Let $a,\,b$ and $c$ be positive real numbers satisfying $a+b+c=1$. Prove that $9abc\ge7(ab+bc+ca)-2$.

Let $a,\,b$ and $c$ be positive real numbers satisfying $a+b+c=1$.

Prove that $9abc\ge7(ab+bc+ca)-2$.

My solution:

Schur's inequality says, for all positive real $a,\,b$ and $c$, we have:

$9abc\ge 4(ab+bc+ca)(a+b+c)-(a+b+c)^3$(*)

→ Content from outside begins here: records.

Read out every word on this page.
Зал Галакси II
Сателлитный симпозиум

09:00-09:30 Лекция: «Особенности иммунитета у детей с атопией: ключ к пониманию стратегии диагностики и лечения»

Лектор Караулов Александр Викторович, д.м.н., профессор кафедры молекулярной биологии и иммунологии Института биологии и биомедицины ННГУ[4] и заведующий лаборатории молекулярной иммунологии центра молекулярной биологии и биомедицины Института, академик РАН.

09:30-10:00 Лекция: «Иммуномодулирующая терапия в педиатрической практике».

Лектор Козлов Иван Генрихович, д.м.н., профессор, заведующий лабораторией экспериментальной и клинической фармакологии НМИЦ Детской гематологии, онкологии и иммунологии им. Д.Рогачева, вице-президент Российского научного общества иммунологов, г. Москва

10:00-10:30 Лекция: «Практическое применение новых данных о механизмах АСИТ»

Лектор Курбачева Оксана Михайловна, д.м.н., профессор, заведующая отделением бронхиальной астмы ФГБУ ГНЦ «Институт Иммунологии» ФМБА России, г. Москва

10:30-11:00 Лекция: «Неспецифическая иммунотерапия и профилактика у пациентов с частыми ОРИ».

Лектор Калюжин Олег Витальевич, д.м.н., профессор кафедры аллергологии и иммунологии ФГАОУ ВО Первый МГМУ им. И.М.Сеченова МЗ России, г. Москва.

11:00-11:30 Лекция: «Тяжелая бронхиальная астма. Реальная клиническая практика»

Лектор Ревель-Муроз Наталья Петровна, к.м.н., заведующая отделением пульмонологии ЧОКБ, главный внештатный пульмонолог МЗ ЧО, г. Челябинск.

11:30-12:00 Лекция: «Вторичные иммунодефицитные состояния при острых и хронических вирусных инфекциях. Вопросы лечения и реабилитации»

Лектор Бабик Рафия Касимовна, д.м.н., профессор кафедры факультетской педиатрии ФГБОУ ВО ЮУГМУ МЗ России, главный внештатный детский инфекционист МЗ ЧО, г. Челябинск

In our case, we're given $a+b+c=1$, so substituting that into (*) yields

$9abc\ge 4(ab+bc+ca)-1$(**)

If we can prove $4(ab+bc+ca)-1\ge 7(ab+bc+ca)-2$, then we're done.

From the Cauchy-Schwarz inequality, we have:

$a^2+b^2+c^2\ge ab+bc+ca\implies (a+b+c)^2\ge 3(ab+bc+ca)$

Therefore, with $a+b+c=1$, the above inequality becomes

$1\ge 3(ab+bc+ca)$

Add the quantity $4(ab+bc+ca)-2$ to both sides we obtain:

$4(ab+bc+ca)-2+1\ge 4(ab+bc+ca)-2+3(ab+bc+ca)$

$4(ab+bc+ca)-1\ge 7(ab+bc+ca)-2$ (Q.E.D.)